Fas Kralı 5. Muhammet
Fransa’nın nüfuz bölgesi Kuzey
Afrika’daki Fas’ta 5. Muhammet, 1951
yılında bir Berberi kabilesini, yönetime
karşı ayaklandırdı. Fransızlar ailesi ile
birlikte 1953’te önce Korsika’ya, 1954’te
Madagaskar adalarına sürdüler.
Bağımsızlık yanlılarının şiddet eylemleri
yoğunlaşarak artınca Fransızlar 1955’te
Fas’a dönmesine izin verdiler. 1956’da
Fas’a bağımsızlığını kazandırdıktan sonra
1957’de 5. Muhammet olarak kral
unvanını aldı.
Başpiskopos Makaryos
Kıbrıs’ta İngiliz yönetimine karşı
1953’te siyasal direnişe önayak oldu.
Kıbrıs’ın Yunanistan ile birleşmesini
öngören “Enosis”i gerçekleştirmek için
Kıbrıs’ta yeraltında, Atina ve Birleşmiş
Milletler’de çeşitli diplomatik girişimler
yaptı. Mandela gibi sağladığı silah ve
maddi destekle İngilizlere ve Türklere
karşı “EOKA”yı örgütledi.
İngilizler, 1955’te Makaryos’u
Sychelles Adaları’na sürdüler. Ancak
EOKA şiddetini arttırınca yapılan bir
pazarlıkla İngilizler de tıpkı Fransızların 5.

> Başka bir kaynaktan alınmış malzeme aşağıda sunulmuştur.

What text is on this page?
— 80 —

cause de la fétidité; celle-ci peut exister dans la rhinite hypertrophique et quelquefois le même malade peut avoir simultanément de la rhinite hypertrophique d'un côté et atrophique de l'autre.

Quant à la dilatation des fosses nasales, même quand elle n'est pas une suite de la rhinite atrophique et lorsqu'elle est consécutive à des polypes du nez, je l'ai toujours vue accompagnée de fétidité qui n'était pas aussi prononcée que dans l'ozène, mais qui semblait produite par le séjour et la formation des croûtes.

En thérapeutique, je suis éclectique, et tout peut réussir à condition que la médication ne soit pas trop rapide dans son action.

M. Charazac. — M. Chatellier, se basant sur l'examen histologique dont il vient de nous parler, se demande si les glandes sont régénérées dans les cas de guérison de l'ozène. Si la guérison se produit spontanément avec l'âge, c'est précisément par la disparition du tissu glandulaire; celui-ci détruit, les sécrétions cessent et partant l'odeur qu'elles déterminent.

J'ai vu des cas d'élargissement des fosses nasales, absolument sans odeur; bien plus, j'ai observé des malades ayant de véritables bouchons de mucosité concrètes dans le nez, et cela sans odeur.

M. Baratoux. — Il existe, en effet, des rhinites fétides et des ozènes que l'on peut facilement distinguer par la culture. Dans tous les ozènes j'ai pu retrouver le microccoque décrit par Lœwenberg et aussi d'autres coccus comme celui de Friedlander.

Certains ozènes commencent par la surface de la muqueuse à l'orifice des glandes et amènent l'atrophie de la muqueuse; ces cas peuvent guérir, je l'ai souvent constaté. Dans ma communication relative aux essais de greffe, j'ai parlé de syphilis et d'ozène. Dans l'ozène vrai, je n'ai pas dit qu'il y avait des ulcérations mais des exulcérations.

Muhammet’e yaptıkları gibi adaya
dönmesine izin verdiler. 1959’da
Enosis’ten vazgeçmiş göründü. Böylece
bir “din adamı”, Londra ve Zürih
anlaşmaları ile kurulan Kıbrıs
Cumhuriyeti’nde Ortodoks Rumlar ve
Müslüman Türklerin ilk başkanı oldu.
1974’te Yunan Cuntası “Enosis”i
gerçekleştirmek için darbe yapınca bu
kez bir başka adaya, Malta’ya, oradan
da Londra’ya kaçtı. Makaryos,
Türkiye’nin adaya müdahalesi üzerine
döndüğünde fiilen ikiye bölünmüş
Kıbrıs’ın güneyinde koltuğuna yeniden
oturdu.
Adnan Menderes ve
arkadaşları
Demokrat Parti kurucularından
Cumhurbaşkanı Celal Bayar, Başbakan
Adnan Menderes ve arkadaşları 27
Mayıs 1960’ta askeri darbe ile
devrildikten sonra Yassıada’ya sürülüp
orada yargılandılar. Menderes, Dışişleri
Bakanı Fatin Rüştü Zorlu ve Maliye
Bakanı Hasan Polatkan adada idam
edildiler.
Abdullah Öcalan
Abdullah Öcalan, Güneydoğu’da
toprak reformunun gerçekleştirilemeyişi
ve yoksul yöre halkının, ağaların ve
şeyhlerin elinde sömürülmesinden
yararlanarak 1978’de “Marksist ve
Leninist” içerikli söylemlerle
örgütlenmeyi başlattı. Ardından bölgenin
tarımsal özelliği ile “Maoist” ilkeleri
benimsedi. 1984’te Lice’de kurduğu PKK
ile terör eylemlerine yöneldi.
Halkın “gönencinin” yükseltilmesi
olgusundan saparak, Kuzey Irak ve
Suriye’de konuşlanarak, “ayrımcılık”
yolunda şiddetle ilerlemeye başlayınca
başta Yunanistan olmak üzere pek çok
ülkeden silah ve maddi destek sağladı.
Ankara’nın Şam’a baskı
yapması sonucu Ekim
1998’de Suriye’den sınır
dışı edilince, Rusya’ya,
İtalya’ya gittiğinde
sahiplenen olmadı. Ancak
baş destekçisi
Yunanistan’ın koruması
altında götürüldüğü
Kenya’daki Yunan
Büyükelçiliği’nden
kopartılarak 16 Şubat
1999’da Türkiye’ye getirildi.
O da bir adaya, İmralı’ya
sürülerek orada yargılandı
ve idam cezasına çarptırıldı.
Ancak cezası “ağırlaştırılmış
ömür boyu hapis cezasına”
çevrildi. Cezasını adada
çekerken, son haftalarda
kendisine orada 5 milyon liraya yeni bir
yer yaptırıldı. Başka mahkûmların da
adaya gönderilerek canının sıkılması
önlendi. “Üç ayaklı sehpadan” kurtulan
bebek katili “Apo”nun rahat etmesi ve
ayaklarını uzatması için, Batılıların rahat
düşkünü Osmanlılara dayanarak
“Ottoman” dedikleri, arkalıksız, yumuşak
“sehpa”, ayrıca sırtına ve poposunun
altına kuş tüyü yastık ve minderler
konuldu mu bilmiyoruz!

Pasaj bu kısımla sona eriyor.